Let's consider the `pickup timestamp`. From this feature, we can use information about the ride's hour and day of the week. Each of these is a categoical variable and certainly both contain predictive power in determining the price of a taxi ride. For this dataset is makes sense to condider a feature corss of `day_of_week` and `hour_of_day` since it's reasonable to assume that taxi rides at 5pm on Monday should be treated differently than taxi rides at 5pm on Friday. Table below shows the feature cross:

| day_of_week | hour_of_day |
|-------------|------------:|
| Sunday      |          00 |
| Sunday      |          01 |
| ...         |         ... |
| Saturday    |          23 |

A feature cross of these two features would be a 168-dimensional one-hot encoded vector (24 hours * 7 days).
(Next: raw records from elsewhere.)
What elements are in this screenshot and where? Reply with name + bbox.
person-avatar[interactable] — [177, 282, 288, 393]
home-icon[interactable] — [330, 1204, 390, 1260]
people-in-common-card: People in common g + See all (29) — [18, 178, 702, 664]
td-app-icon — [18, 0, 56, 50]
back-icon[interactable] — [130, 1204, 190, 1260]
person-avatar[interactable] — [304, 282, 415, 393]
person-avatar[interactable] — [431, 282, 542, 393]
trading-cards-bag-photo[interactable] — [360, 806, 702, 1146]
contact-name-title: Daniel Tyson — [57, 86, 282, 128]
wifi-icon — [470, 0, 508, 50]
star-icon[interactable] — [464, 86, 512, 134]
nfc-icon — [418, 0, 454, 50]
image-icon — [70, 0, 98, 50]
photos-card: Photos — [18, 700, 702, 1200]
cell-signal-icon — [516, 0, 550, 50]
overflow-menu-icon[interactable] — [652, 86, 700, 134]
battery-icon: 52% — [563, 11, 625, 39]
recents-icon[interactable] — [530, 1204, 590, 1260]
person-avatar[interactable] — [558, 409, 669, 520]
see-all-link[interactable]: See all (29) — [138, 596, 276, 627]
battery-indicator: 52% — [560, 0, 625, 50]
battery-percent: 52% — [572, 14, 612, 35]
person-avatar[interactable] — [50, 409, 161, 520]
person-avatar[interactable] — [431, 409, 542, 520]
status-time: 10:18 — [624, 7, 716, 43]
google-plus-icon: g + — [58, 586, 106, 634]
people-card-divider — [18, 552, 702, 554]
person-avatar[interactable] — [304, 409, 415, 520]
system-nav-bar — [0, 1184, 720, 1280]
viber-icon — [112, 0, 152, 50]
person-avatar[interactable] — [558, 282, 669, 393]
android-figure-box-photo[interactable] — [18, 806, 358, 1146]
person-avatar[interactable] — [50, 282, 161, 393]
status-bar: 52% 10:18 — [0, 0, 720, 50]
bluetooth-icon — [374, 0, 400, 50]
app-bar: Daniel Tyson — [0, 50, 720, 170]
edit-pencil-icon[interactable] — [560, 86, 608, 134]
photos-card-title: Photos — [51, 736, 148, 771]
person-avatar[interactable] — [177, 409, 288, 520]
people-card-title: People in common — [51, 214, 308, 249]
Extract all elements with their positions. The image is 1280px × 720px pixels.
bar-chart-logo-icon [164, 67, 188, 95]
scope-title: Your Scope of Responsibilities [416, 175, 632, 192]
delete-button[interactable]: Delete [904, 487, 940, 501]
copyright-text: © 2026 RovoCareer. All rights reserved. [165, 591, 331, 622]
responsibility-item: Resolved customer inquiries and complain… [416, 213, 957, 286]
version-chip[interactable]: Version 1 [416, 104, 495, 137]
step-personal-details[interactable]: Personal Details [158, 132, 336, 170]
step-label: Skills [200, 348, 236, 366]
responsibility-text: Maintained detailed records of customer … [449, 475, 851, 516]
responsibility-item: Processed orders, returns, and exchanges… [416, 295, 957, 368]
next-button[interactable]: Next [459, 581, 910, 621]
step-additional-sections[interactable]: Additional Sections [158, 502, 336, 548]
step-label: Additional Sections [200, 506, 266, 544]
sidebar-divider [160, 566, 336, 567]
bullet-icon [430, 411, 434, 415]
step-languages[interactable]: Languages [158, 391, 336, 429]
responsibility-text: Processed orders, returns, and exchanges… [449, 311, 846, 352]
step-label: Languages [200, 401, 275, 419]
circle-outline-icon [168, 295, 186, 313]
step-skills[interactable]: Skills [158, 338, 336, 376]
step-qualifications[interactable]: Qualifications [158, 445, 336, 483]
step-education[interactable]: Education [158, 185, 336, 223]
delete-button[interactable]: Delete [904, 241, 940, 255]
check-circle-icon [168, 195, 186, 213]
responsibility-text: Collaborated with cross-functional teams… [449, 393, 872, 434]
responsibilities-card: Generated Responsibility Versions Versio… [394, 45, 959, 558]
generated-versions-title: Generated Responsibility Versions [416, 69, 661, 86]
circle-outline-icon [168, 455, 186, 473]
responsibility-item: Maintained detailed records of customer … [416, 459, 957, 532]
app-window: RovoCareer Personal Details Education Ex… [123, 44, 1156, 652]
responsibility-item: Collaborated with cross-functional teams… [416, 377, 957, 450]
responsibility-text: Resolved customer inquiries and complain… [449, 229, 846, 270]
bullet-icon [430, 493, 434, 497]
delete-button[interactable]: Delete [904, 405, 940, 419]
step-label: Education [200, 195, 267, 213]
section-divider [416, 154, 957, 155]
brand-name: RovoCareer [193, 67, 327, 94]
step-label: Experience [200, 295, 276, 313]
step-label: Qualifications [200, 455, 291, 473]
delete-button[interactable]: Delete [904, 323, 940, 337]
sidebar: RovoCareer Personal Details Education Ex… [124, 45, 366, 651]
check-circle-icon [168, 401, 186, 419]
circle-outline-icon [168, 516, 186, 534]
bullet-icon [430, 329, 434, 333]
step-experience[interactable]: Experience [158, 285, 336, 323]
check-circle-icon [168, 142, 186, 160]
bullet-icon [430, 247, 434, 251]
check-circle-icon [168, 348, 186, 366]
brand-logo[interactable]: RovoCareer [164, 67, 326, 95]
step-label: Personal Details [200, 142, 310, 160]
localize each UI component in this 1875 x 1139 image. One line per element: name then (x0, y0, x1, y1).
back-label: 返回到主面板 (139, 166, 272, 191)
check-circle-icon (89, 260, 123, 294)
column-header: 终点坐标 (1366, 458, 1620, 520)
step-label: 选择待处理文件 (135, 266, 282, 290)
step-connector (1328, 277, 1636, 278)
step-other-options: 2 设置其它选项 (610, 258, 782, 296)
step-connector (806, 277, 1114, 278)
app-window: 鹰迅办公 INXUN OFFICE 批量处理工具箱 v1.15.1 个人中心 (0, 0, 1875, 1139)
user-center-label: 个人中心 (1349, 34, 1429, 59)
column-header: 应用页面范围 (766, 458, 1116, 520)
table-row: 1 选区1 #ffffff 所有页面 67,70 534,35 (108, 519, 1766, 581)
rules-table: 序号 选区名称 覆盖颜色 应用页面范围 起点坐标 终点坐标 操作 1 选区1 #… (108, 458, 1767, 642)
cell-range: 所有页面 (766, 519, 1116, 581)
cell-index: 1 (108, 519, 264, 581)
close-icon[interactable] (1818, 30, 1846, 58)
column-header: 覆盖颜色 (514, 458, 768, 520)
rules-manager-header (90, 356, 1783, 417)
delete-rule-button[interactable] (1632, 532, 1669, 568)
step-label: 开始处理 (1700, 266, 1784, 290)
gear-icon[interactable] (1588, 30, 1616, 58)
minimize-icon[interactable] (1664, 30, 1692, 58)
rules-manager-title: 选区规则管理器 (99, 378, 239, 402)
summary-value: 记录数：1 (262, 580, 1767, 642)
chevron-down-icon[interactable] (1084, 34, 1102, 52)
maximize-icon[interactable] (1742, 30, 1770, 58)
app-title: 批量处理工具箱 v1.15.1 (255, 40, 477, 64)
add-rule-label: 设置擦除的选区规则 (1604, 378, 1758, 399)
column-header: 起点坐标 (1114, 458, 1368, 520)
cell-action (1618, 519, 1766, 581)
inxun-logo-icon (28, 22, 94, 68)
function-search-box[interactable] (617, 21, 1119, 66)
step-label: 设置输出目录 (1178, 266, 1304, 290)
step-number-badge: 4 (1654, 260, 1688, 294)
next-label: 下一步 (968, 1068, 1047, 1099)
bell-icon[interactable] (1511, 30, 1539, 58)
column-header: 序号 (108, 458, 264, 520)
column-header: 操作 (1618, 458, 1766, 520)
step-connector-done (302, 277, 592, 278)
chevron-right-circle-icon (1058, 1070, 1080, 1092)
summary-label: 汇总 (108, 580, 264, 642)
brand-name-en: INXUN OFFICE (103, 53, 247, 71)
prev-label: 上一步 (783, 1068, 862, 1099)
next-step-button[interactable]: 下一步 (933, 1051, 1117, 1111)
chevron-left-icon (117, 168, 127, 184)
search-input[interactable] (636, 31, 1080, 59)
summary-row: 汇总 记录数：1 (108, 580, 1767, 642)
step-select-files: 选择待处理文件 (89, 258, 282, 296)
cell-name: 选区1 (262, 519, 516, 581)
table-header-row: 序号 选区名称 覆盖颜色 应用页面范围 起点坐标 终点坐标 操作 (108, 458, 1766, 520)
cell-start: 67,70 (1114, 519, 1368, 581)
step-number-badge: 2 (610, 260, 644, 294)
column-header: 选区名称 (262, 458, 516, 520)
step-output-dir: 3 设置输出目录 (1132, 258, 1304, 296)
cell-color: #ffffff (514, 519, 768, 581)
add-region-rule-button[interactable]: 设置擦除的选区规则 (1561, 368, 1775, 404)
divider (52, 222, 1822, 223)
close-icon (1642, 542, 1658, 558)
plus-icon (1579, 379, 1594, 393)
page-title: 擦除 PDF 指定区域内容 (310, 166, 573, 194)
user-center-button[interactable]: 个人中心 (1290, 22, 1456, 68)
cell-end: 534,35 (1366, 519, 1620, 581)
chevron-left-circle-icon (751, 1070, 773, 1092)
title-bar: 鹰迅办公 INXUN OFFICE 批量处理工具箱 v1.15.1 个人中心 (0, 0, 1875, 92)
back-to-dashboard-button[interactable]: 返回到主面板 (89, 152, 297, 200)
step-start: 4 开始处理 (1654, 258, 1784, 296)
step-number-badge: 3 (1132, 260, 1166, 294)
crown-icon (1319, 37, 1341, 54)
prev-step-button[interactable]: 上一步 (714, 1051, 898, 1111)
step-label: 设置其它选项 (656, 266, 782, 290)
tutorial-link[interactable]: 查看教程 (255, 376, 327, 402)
Monday at 5pm occupies a single index denoting the `day_of_week` is Monday conatenated with `hour_of_day` is 17.

While the two features are important on their own, allowing for a feature cross of `hour_or_day` and `day_of_week` makes it easer for a taxi fair prediction model to recognise that end-of-the-week rush hour influences the taxi ride duration and thus taxi fare in it's own way.